Putin critic convicted, barred from Russia parliament race

Boris Nadezhdin, who criticised Moscow’s military action in Ukraine and tried to challenge President Vladimir Putin in the 2024 election, was convicted on Friday of displaying “extremist symbols” - an action that will keep him out of this year’s parliamentary race.
The charges against Nadezhdin, 63, were based on a 2023 online interview in which he briefly showed a picture of the late opposition leader Alexei Navalny, who at that time was serving a 19-year prison sentence on charges of extremism that were widely seen as politically motivated. Navalny later died in an Arctic penal colony on February 16, 2024.
Nadezhdin rejected the case against him as absurd and argued authorities were trying to keep him from campaigning in September’s parliamentary vote. The court in Dolgoprudny, a town on Moscow’s northern outskirts where he lives, convicted him and ordered him to pay a fine of 1,000 rubles.
A week ago, Russia’s Justice Ministry named Nadezhdin as a “foreign agent,” a designation that carries strong pejorative connotations and brings additional government scrutiny. It also bars him from holding public office, but he was still able to wage his symbolic campaign for a parliament seat until Friday’s verdict.

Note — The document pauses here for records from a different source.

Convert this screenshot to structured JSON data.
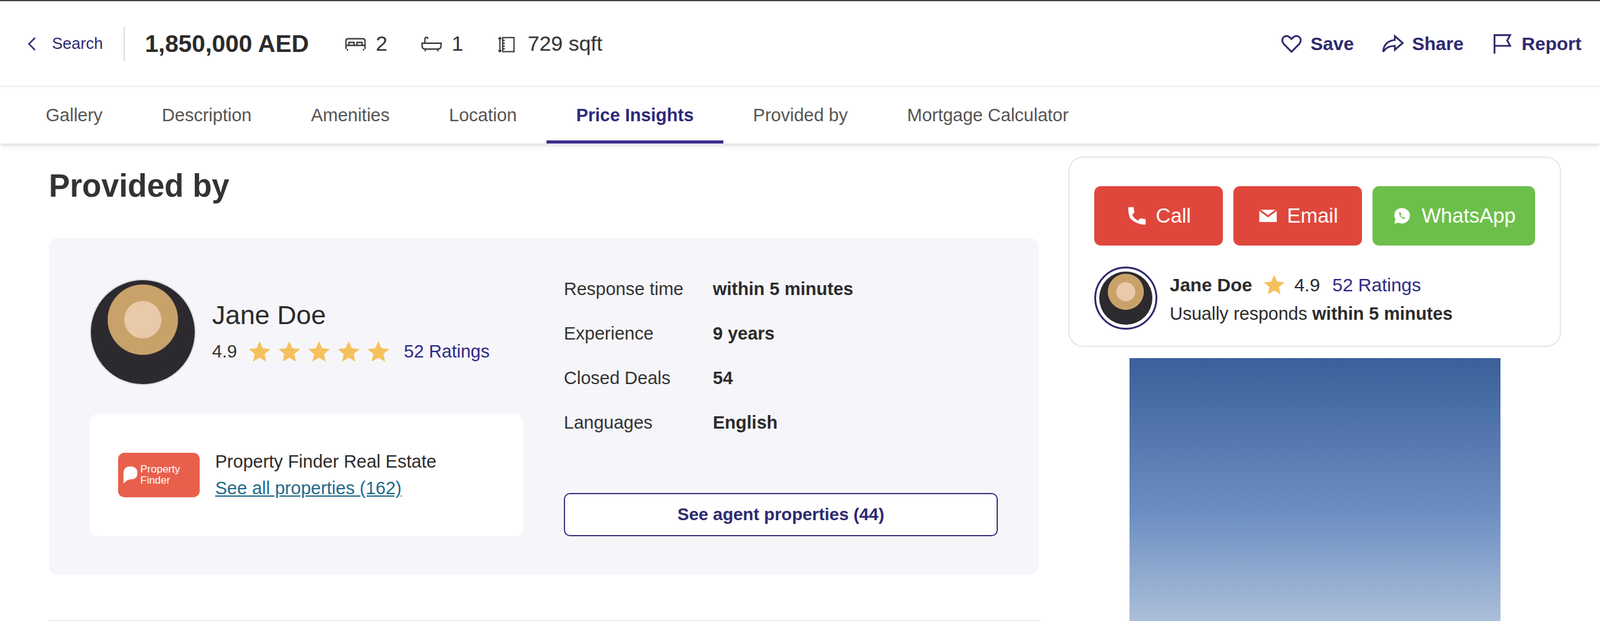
{
  "header": {
    "back": "Search",
    "price": "1,850,000 AED",
    "beds": "2",
    "baths": "1",
    "area": "729 sqft",
    "actions": [
      {
        "label": "Save",
        "kind": "save"
      },
      {
        "label": "Share",
        "kind": "share"
      },
      {
        "label": "Report",
        "kind": "report"
      }
    ]
  },
  "tabs": [
    {
      "label": "Gallery",
      "selected": false
    },
    {
      "label": "Description",
      "selected": false
    },
    {
      "label": "Amenities",
      "selected": false
    },
    {
      "label": "Location",
      "selected": false
    },
    {
      "label": "Price Insights",
      "selected": true
    },
    {
      "label": "Provided by",
      "selected": false
    },
    {
      "label": "Mortgage Calculator",
      "selected": false
    }
  ],
  "section": {
    "title": "Provided by"
  },
  "agent": {
    "name": "Jane Doe",
    "rating": "4.9",
    "stars": 5,
    "ratings": "52 Ratings"
  },
  "agency": {
    "logo": [
      "Property",
      "Finder"
    ],
    "name": "Property Finder Real Estate",
    "link": "See all properties (162)"
  },
  "stats": [
    {
      "label": "Response time",
      "value": "within 5 minutes"
    },
    {
      "label": "Experience",
      "value": "9 years"
    },
    {
      "label": "Closed Deals",
      "value": "54"
    },
    {
      "label": "Languages",
      "value": "English"
    }
  ],
  "agent_properties_button": "See agent properties (44)",
  "contact": {
    "buttons": [
      {
        "label": "Call",
        "kind": "call",
        "color": "#e0473c"
      },
      {
        "label": "Email",
        "kind": "email",
        "color": "#e0473c"
      },
      {
        "label": "WhatsApp",
        "kind": "whatsapp",
        "color": "#6cbf4b"
      }
    ],
    "agent_name": "Jane Doe",
    "rating": "4.9",
    "ratings": "52 Ratings",
    "response_prefix": "Usually responds",
    "response_time": "within 5 minutes"
  }
}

Nadezhdin complained of feeling sick during Friday’s hearing, which was interrupted to let an ambulance team check his condition. Before the hearing, he said he was considering going abroad but was barred from leaving Russia.
In January 2024, Nadezhdin collected thousands of signatures as he openly called for a halt to the fighting in Ukraine. But he was kept off the March 2024 ballot after Russia’s Supreme Court ruled that more than 9,000 signatures submitted by his campaign were invalid - enough to disqualify him. Putin faced only token opposition in the election and easily won a fifth term.